In an interview before his lecture, Dr. Klein, a dermatologist from San Juan Capistrano, California, reflected on his years of self-funded research into TLA, and looked ahead at some of its potential uses, from treating severe battlefield injuries to relieving the chronic pain of shingles.
When lidocaine was first used as a local anesthetic for liposuction in the mid-1980s, there were concerns about its potential toxicity, he said.
“But with tumescent anesthesia, the lidocaine and epinephrine are very diluted, which increases the amount of lidocaine that can be used fourfold, and it also increases the volume of local anesthetic 22-fold,” Dr. Klein said.
The medical literature in the 1980s said that peak levels of concentration of lidocaine occurred in two hours or less after injection. But as Dr. Klein tested blood levels in that time period after injection, he found the lidocaine concentration was negligible. Consequently, liposuction surgeons, including Dr. Klein, were confident there would be no toxicity as they gradually increased their dosages while carefully monitoring patients.
“Then one day, I asked a patient if I could get blood levels from him hourly for seven hours. When I got the results, the hourly blood levels were going higher and higher,” Dr. Klein said. “That told me that I didn’t know what I was doing, and neither did anybody else. I decided I had to start measuring blood levels over 36 hours. With this new data, I was able to determine that the peak lidocaine level occurs at 12 hours, not two hours.
“With that data, I could predict what the peak level would be at any given dosage. The data suggested that a conservative, but rough, estimate of the maximum safe dosage was 35 mg/kg. I published a paper in Dermatologic Surgery and Oncology that showed that 35 mg/kg was a reasonable estimate. That became an influential observation.”
Dr. Klein did research on the side as he continued his dermatology practice during the 1990s and early 2000s, and he began to think about the greater potential of TLA, especially because tumescent lidocaine seemed to reduce the risk of surgical site infections.
“I started thinking that maybe we could take this technique and apply it to general surgery or orthopedic hip replacement or even cardiac surgery,” he said. “I also wondered ‘What would happen if I were to add an antibiotic to the tumescent lidocaine solution and then inject it under the skin?’”

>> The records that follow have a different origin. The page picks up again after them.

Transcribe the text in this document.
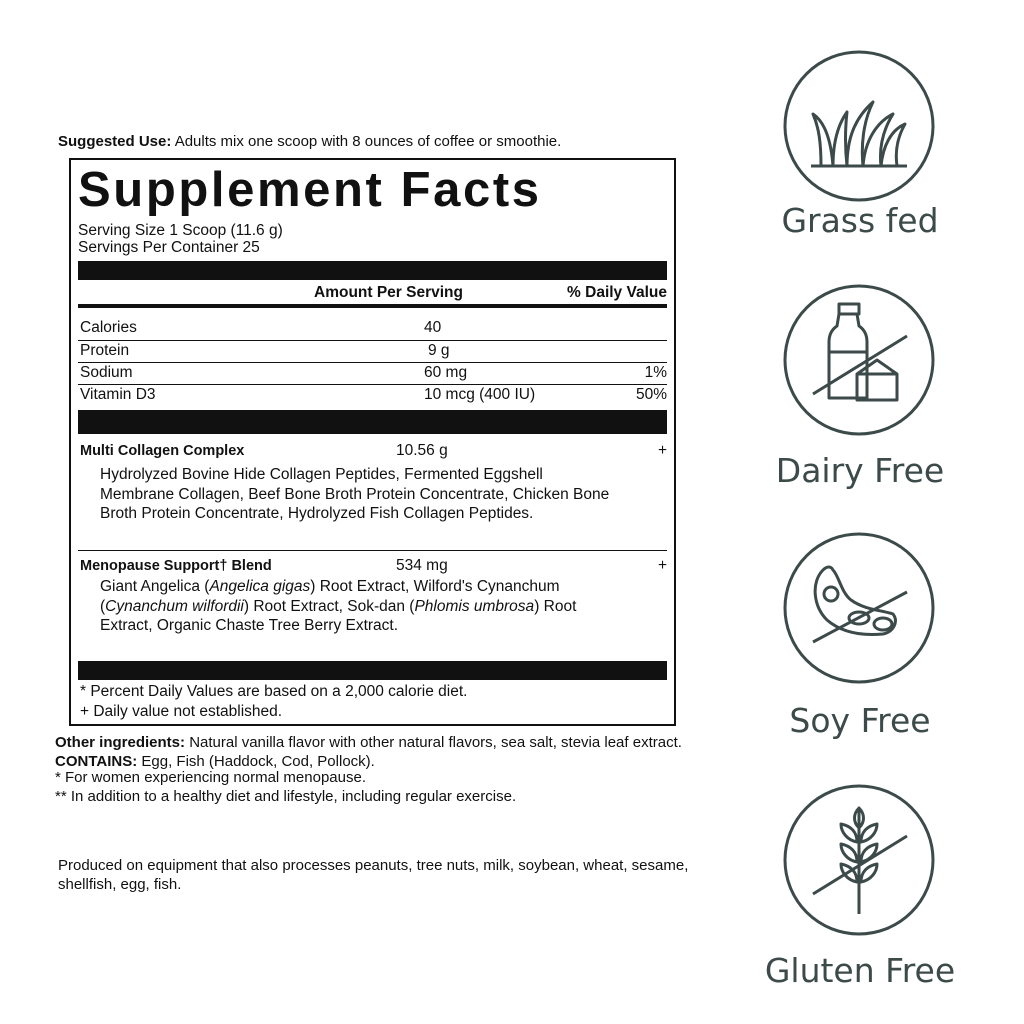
Suggested Use: Adults mix one scoop with 8 ounces of coffee or smoothie.
Supplement Facts
Serving Size 1 Scoop (11.6 g)
Servings Per Container 25
Amount Per Serving	% Daily Value
Calories	40
Protein	9 g
Sodium	60 mg	1%
Vitamin D3	10 mcg (400 IU)	50%
Multi Collagen Complex	10.56 g	+
Hydrolyzed Bovine Hide Collagen Peptides, Fermented Eggshell Membrane Collagen, Beef Bone Broth Protein Concentrate, Chicken Bone Broth Protein Concentrate, Hydrolyzed Fish Collagen Peptides.
Menopause Support† Blend	534 mg	+
Giant Angelica (Angelica gigas) Root Extract, Wilford's Cynanchum (Cynanchum wilfordii) Root Extract, Sok-dan (Phlomis umbrosa) Root Extract, Organic Chaste Tree Berry Extract.
* Percent Daily Values are based on a 2,000 calorie diet.
+ Daily value not established.

Other ingredients: Natural vanilla flavor with other natural flavors, sea salt, stevia leaf extract.

CONTAINS: Egg, Fish (Haddock, Cod, Pollock).

* For women experiencing normal menopause.

** In addition to a healthy diet and lifestyle, including regular exercise.

Produced on equipment that also processes peanuts, tree nuts, milk, soybean, wheat, sesame, shellfish, egg, fish.
Grass fed
Dairy Free
Soy Free
Gluten Free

To test this idea, Dr. Klein carried out an independently funded pharmacokinetic clinical study reviewed by the Western Institutional Review Board.
“As it turns out, compared to intravenous drug delivery, tumescent antibiotic delivery gives sky-high subcutaneous tissue concentrations of antibiotic — much higher than what could be achieved with intravenous delivery,” he said.

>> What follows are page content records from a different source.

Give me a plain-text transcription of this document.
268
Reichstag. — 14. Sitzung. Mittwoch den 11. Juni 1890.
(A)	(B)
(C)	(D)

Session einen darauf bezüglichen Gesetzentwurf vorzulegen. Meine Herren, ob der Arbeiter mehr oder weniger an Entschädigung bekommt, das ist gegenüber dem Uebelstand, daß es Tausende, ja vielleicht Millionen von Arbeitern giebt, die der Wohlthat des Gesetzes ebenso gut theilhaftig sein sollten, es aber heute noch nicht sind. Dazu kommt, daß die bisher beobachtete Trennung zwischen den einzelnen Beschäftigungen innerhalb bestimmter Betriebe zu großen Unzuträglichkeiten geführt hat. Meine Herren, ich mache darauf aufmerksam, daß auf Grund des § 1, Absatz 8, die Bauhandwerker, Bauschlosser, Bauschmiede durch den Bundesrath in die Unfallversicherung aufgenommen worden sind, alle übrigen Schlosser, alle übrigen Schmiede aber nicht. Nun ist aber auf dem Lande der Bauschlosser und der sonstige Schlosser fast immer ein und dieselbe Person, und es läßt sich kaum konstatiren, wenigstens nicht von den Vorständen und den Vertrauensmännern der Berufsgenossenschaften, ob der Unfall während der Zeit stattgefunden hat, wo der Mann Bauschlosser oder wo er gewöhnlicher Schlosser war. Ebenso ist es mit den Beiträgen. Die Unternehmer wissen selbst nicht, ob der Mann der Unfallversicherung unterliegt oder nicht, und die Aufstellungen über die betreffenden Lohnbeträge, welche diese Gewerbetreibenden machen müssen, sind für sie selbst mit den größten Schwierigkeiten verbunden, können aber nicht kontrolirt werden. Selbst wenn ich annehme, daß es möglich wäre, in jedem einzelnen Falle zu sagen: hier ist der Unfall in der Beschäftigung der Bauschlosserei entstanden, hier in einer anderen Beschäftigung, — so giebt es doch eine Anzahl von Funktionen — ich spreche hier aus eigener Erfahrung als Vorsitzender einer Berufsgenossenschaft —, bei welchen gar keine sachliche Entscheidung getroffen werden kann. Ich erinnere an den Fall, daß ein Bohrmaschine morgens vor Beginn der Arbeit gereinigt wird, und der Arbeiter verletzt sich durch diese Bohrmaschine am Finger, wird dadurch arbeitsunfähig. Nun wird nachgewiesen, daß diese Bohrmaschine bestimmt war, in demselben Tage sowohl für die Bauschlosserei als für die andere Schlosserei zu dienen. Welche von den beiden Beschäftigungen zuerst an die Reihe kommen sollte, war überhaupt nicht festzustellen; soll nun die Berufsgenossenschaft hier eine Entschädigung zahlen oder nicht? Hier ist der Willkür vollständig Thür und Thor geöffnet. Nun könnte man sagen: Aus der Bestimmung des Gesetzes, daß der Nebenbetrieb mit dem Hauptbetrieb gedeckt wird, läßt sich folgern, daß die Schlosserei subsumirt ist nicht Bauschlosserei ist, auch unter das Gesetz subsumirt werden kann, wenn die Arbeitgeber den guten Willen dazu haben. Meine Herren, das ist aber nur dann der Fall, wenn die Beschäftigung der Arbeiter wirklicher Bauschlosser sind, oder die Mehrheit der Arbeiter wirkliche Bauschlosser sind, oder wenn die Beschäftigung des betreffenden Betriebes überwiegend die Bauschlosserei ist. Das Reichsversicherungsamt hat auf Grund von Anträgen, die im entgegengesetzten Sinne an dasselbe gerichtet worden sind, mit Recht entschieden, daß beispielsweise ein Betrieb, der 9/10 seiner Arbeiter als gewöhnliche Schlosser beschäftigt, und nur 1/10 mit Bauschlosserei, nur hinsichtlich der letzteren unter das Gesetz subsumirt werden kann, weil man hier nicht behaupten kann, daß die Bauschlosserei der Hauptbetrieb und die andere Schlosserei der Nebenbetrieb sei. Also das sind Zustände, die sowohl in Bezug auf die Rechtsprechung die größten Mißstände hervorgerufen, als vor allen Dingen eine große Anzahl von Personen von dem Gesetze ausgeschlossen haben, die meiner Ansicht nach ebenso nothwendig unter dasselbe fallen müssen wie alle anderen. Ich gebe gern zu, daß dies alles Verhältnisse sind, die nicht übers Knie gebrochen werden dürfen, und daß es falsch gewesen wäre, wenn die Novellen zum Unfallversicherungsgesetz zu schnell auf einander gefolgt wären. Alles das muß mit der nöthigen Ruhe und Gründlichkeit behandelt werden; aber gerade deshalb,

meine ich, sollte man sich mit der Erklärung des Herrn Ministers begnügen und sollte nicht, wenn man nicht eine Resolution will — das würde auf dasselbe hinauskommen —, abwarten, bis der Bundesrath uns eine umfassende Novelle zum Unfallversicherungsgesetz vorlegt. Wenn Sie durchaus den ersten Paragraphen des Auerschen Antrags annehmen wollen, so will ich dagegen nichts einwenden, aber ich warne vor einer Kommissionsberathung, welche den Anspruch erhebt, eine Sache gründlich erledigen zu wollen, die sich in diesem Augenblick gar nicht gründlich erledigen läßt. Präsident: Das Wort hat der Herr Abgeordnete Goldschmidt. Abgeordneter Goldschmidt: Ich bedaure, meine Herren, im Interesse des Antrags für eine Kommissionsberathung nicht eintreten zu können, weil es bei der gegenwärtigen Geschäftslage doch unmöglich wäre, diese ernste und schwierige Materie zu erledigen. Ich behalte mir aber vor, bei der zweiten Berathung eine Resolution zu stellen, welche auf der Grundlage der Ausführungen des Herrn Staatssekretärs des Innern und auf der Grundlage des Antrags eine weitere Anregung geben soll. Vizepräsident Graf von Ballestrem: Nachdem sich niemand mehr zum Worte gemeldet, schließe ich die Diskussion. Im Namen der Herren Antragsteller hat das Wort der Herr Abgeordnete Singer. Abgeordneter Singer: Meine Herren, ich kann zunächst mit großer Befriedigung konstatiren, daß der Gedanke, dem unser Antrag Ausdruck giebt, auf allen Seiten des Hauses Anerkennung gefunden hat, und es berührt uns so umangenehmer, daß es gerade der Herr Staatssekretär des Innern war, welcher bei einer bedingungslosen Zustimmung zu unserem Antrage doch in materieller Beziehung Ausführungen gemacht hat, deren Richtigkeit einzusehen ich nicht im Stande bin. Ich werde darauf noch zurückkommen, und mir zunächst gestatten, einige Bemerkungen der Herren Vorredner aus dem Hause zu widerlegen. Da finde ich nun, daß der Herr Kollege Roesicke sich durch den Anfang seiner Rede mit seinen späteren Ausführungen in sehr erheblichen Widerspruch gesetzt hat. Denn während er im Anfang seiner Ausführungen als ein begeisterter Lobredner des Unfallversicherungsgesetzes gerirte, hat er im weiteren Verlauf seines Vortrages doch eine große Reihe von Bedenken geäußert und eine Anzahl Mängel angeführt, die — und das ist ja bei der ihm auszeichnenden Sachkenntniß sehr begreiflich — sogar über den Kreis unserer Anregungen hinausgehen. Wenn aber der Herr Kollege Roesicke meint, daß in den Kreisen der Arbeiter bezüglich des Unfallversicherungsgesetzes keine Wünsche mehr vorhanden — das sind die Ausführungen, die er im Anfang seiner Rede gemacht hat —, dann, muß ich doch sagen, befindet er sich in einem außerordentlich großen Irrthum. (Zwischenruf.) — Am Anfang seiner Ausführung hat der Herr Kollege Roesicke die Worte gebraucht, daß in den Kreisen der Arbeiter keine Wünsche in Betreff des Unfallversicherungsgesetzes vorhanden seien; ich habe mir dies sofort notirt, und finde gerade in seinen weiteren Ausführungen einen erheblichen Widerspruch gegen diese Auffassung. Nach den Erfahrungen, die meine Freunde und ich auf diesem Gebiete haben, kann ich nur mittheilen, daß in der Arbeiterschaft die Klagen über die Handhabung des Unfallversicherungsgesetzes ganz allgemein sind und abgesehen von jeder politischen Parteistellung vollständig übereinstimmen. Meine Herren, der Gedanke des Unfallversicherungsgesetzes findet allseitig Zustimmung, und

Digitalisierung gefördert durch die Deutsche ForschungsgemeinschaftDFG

As the antibiotics are slowly absorbed into the blood from under the skin, the concentration of antibiotic in the serum resembles a slow, constant IV infusion, Dr. Klein said.
“The science behind the rate of absorption of these drugs and lidocaine gives rise to the question of what other drugs could be delivered by tumescent anesthesia,” he said. “Theoretically, it could be amazing. For example, tumescent delivery of lidocaine anesthesia eliminates the pain in that area 100 percent almost immediately. If there is a traumatic wound, you can eliminate the pain and, using an antibiotic, you can prevent wound infection — all at once.
“I am hoping to get the military excited about this. If a soldier in the field is injured by an explosion or a bullet or a burn, one could use this drug delivery technique to help that soldier every step of the way.”
Dr. Klein also has experimented with using tumescent drug delivery to treat patients in pain from shingles.
“With tumescent drug delivery, you can take a tumescent lidocaine solution and put an antiviral drug in there — acyclovir — and inject that under the skin. The tumescent local anesthesia immediately relieves the patient of pain for 12-18 hours,” he said. “I have only treated a few patients this way, but they have all responded nicely.
“I am not an academic, and my research is not funded by anybody but me. This is totally investigator-initiated and investigator-financed research. I just enjoy doing my little research projects more than playing golf. I do this in my spare time at the kitchen table with my laptop open, in between conversations and interactions with my wife and kids.”